Thinking back on their marriage now, Hefner said, evokes feelings of regret and disgust. She is still learning how to build healthy relationships and break the codependent tendencies she developed during her relationship with Mr. Hefner.

“When I started dating again, it was hard,” she said, “because with Hef, he just wanted me by his side all the time.”

Only recently, he said with a nervous laugh, did he learn the concept of setting boundaries. “I didn't have any when I was at the mansion,” she said. “If you wanted to be there, you couldn't have limits.”

Hefner said Hefner could be emotionally abusive and some of his other ex-lovers have made similar accusations. In 2015, Holly Madison, a former girlfriend of Mr. Hefner, published a memoir in which she recounted the strict rules he had to follow at the Playboy Mansion and the resulting mental health problems he experienced. Many Playmates were upset about the book when it came out, Hefner said, including herself.

But now? “I look at it in a completely different way,” she said.

Before his death, Mr. Hefner had denied Ms. Madison's allegations and others made against him. After Madison published her book, he said in a statement to People magazine that he remained friends with many of his ex-girlfriends, but that some “have chosen to rewrite history in an attempt to remain at the center.” of attention”.

The PLBY Group, Playboy's parent company, has in recent years re-addressed the allegations against Hefner.

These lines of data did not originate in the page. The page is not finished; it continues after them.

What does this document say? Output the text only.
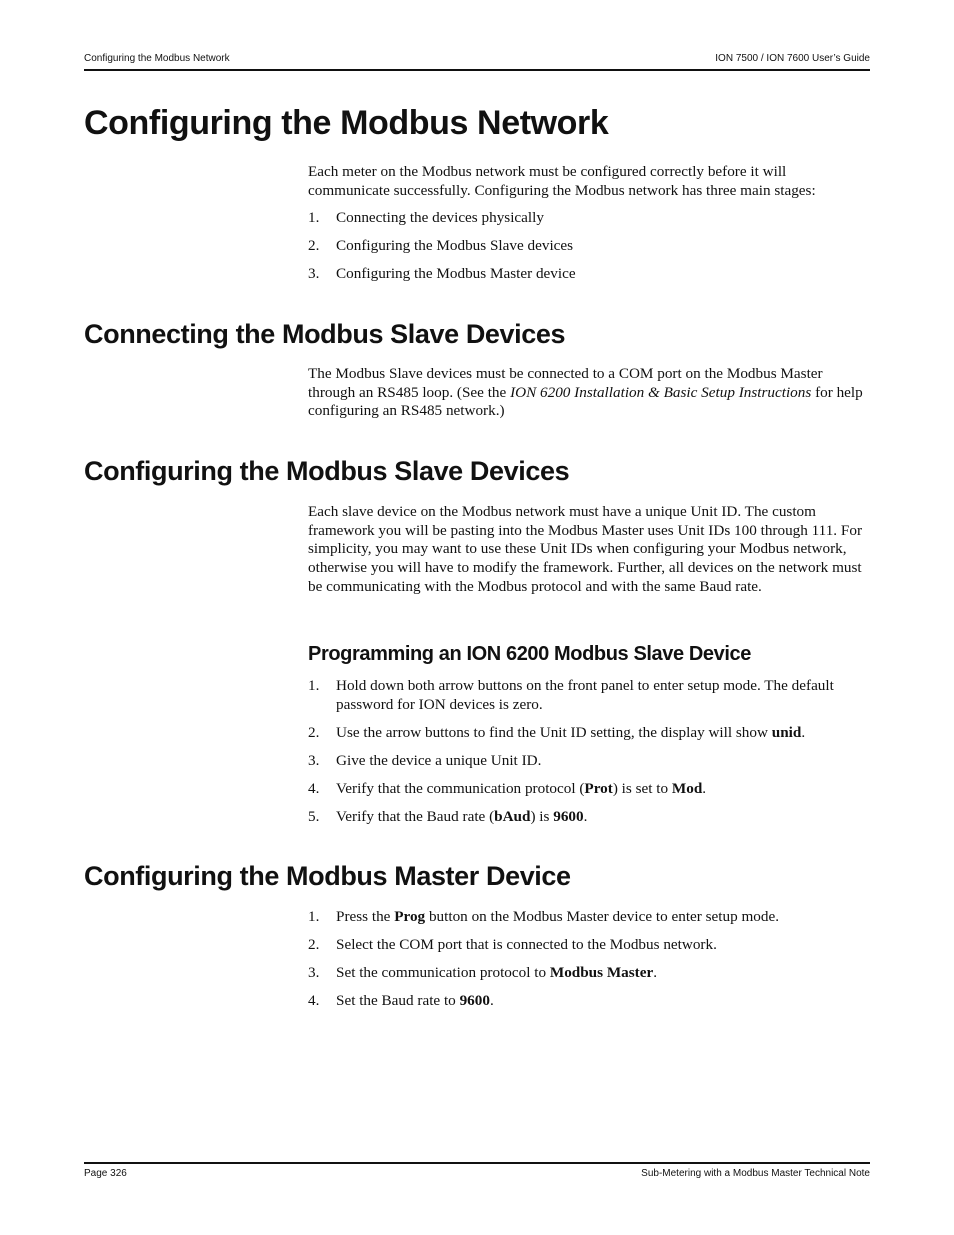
Configuring the Modbus Network	ION 7500 / ION 7600 User’s Guide
Configuring the Modbus Network

Each meter on the Modbus network must be configured correctly before it will communicate successfully. Configuring the Modbus network has three main stages:

1. Connecting the devices physically
2. Configuring the Modbus Slave devices
3. Configuring the Modbus Master device
Connecting the Modbus Slave Devices

The Modbus Slave devices must be connected to a COM port on the Modbus Master through an RS485 loop. (See the ION 6200 Installation & Basic Setup Instructions for help configuring an RS485 network.)

Configuring the Modbus Slave Devices

Each slave device on the Modbus network must have a unique Unit ID. The custom framework you will be pasting into the Modbus Master uses Unit IDs 100 through 111. For simplicity, you may want to use these Unit IDs when configuring your Modbus network, otherwise you will have to modify the framework. Further, all devices on the network must be communicating with the Modbus protocol and with the same Baud rate.

Programming an ION 6200 Modbus Slave Device
1. Hold down both arrow buttons on the front panel to enter setup mode. The default password for ION devices is zero.
2. Use the arrow buttons to find the Unit ID setting, the display will show unid.
3. Give the device a unique Unit ID.
4. Verify that the communication protocol (Prot) is set to Mod.
5. Verify that the Baud rate (bAud) is 9600.
Configuring the Modbus Master Device
1. Press the Prog button on the Modbus Master device to enter setup mode.
2. Select the COM port that is connected to the Modbus network.
3. Set the communication protocol to Modbus Master.
4. Set the Baud rate to 9600.
Page 326	Sub-Metering with a Modbus Master Technical Note
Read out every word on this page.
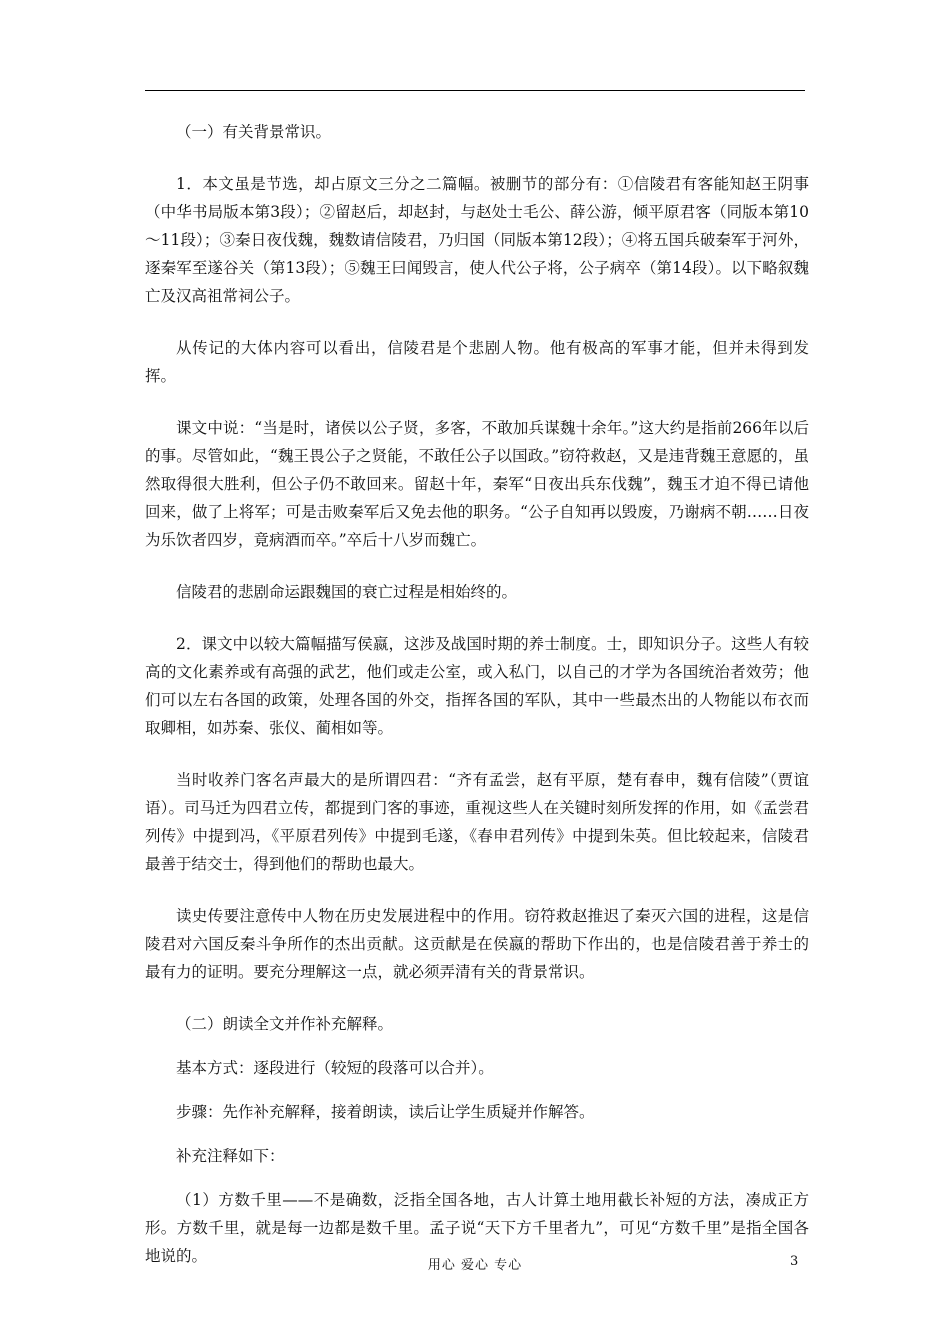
（一）有关背景常识。

1．本文虽是节选，却占原文三分之二篇幅。被删节的部分有：①信陵君有客能知赵王阴事（中华书局版本第3段）；②留赵后，却赵封，与赵处士毛公、薛公游，倾平原君客（同版本第10～11段）；③秦日夜伐魏，魏数请信陵君，乃归国（同版本第12段）；④将五国兵破秦军于河外，逐秦军至遂谷关（第13段）；⑤魏王曰闻毁言，使人代公子将，公子病卒（第14段）。以下略叙魏亡及汉高祖常祠公子。

从传记的大体内容可以看出，信陵君是个悲剧人物。他有极高的军事才能，但并未得到发挥。

课文中说：“当是时，诸侯以公子贤，多客，不敢加兵谋魏十余年。”这大约是指前266年以后的事。尽管如此，“魏王畏公子之贤能，不敢任公子以国政。”窃符救赵，又是违背魏王意愿的，虽然取得很大胜利，但公子仍不敢回来。留赵十年，秦军“日夜出兵东伐魏”，魏玉才迫不得已请他回来，做了上将军；可是击败秦军后又免去他的职务。“公子自知再以毁废，乃谢病不朝……日夜为乐饮者四岁，竟病酒而卒。”卒后十八岁而魏亡。

信陵君的悲剧命运跟魏国的衰亡过程是相始终的。

2．课文中以较大篇幅描写侯嬴，这涉及战国时期的养士制度。士，即知识分子。这些人有较高的文化素养或有高强的武艺，他们或走公室，或入私门，以自己的才学为各国统治者效劳；他们可以左右各国的政策，处理各国的外交，指挥各国的军队，其中一些最杰出的人物能以布衣而取卿相，如苏秦、张仪、蔺相如等。

当时收养门客名声最大的是所谓四君：“齐有孟尝，赵有平原，楚有春申，魏有信陵”（贾谊语）。司马迁为四君立传，都提到门客的事迹，重视这些人在关键时刻所发挥的作用，如《孟尝君列传》中提到冯，《平原君列传》中提到毛遂，《春申君列传》中提到朱英。但比较起来，信陵君最善于结交士，得到他们的帮助也最大。

读史传要注意传中人物在历史发展进程中的作用。窃符救赵推迟了秦灭六国的进程，这是信陵君对六国反秦斗争所作的杰出贡献。这贡献是在侯嬴的帮助下作出的，也是信陵君善于养士的最有力的证明。要充分理解这一点，就必须弄清有关的背景常识。

（二）朗读全文并作补充解释。

基本方式：逐段进行（较短的段落可以合并）。

步骤：先作补充解释，接着朗读，读后让学生质疑并作解答。

补充注释如下：

（1）方数千里——不是确数，泛指全国各地，古人计算土地用截长补短的方法，凑成正方形。方数千里，就是每一边都是数千里。孟子说“天下方千里者九”，可见“方数千里”是指全国各地说的。

用心 爱心 专心	3
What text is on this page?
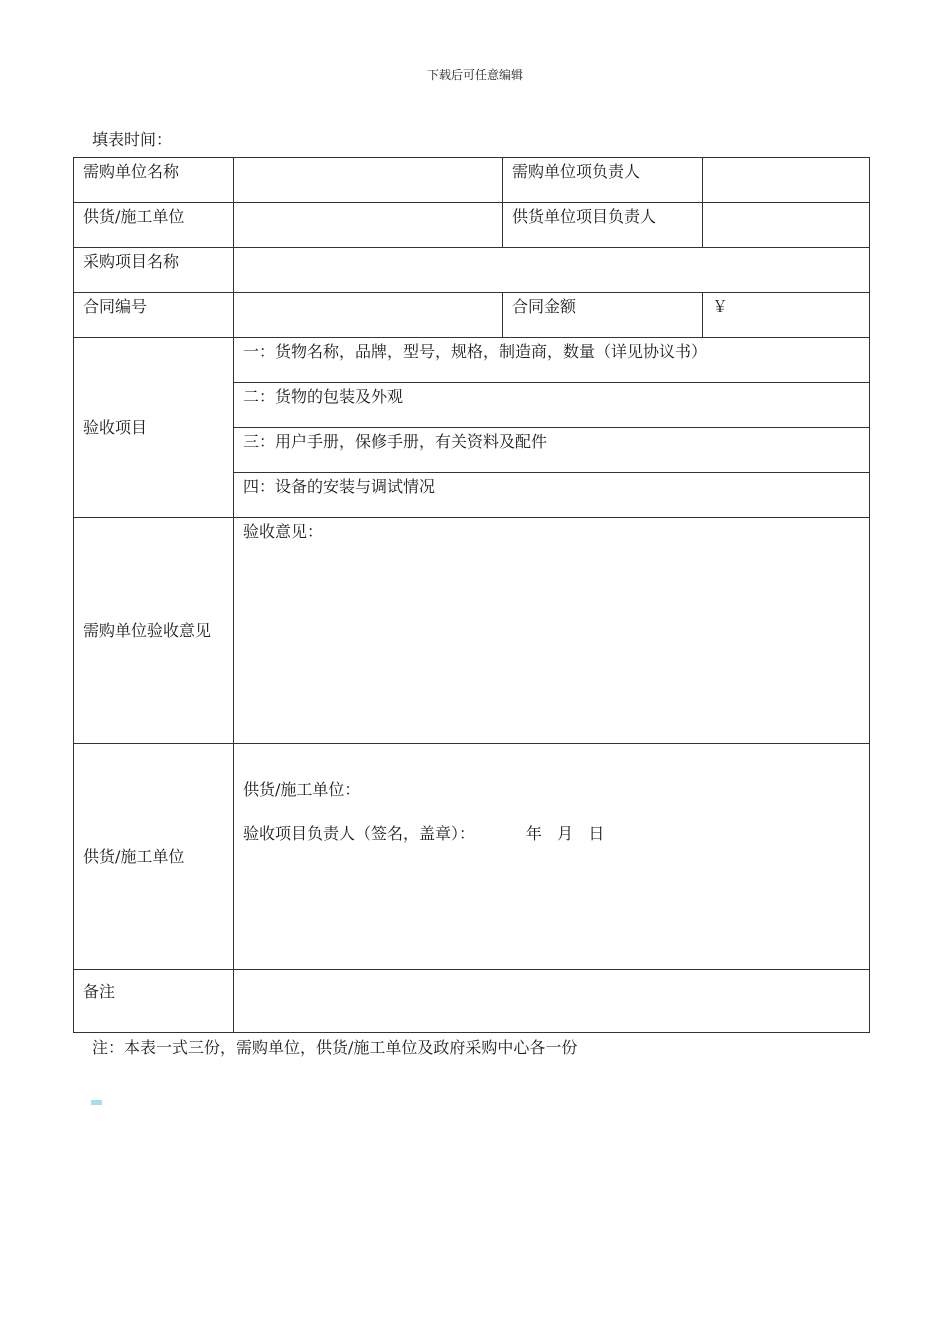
下载后可任意编辑
填表时间：
需购单位名称		需购单位项负责人	
供货/施工单位		供货单位项目负责人	
采购项目名称			
合同编号		合同金额	￥
验收项目	一：货物名称，品牌，型号，规格，制造商，数量（详见协议书）		
	二：货物的包装及外观		
	三：用户手册，保修手册，有关资料及配件		
	四：设备的安装与调试情况		
需购单位验收意见	验收意见：		

供货/施工单位	供货/施工单位：
验收项目负责人（签名，盖章）：          年   月   日		

备注			
注：本表一式三份，需购单位，供货/施工单位及政府采购中心各一份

Ahead of the 2022 premiere of the A&E docuseries “Secrets of Playboy,” the group published an open letter on Medium acknowledging “allegations of abhorrent actions by Playboy founder Hugh Hefner and others.”

“We trust and validate women and their stories, and we strongly support those who have come forward to share their experiences,” the letter said. (PLBY Group did not respond to requests for comment for this story.)

Jennifer Saginor, who wrote a book about her regular visits to the Playboy Mansion with her father, a former doctor to Mr. Hefner, described Ms. Hefner and other women who lived and spent time there, most of whom were young , thin, blonde and white, as “hired accessories” who helped Hefner cultivate a certain image.

Saginor, who met Hefner through their shared connection to the Playboy universe, said she had doubts that Hefner and Hefner's other lovers didn't know what they were “signing up for” by seeking relationships with him.

Ms. Hefner said her life now is a radical change from her days at the mansion. She buys and sells rental properties to make a living and, for the past year, she commutes between Los Angeles, where she lives, and Hawaii, where she bought a farm.

She's not sure if Los Angeles will be her “forever place,” she said, because she likes the idea of ​​living “somewhere that's a little less superficial.”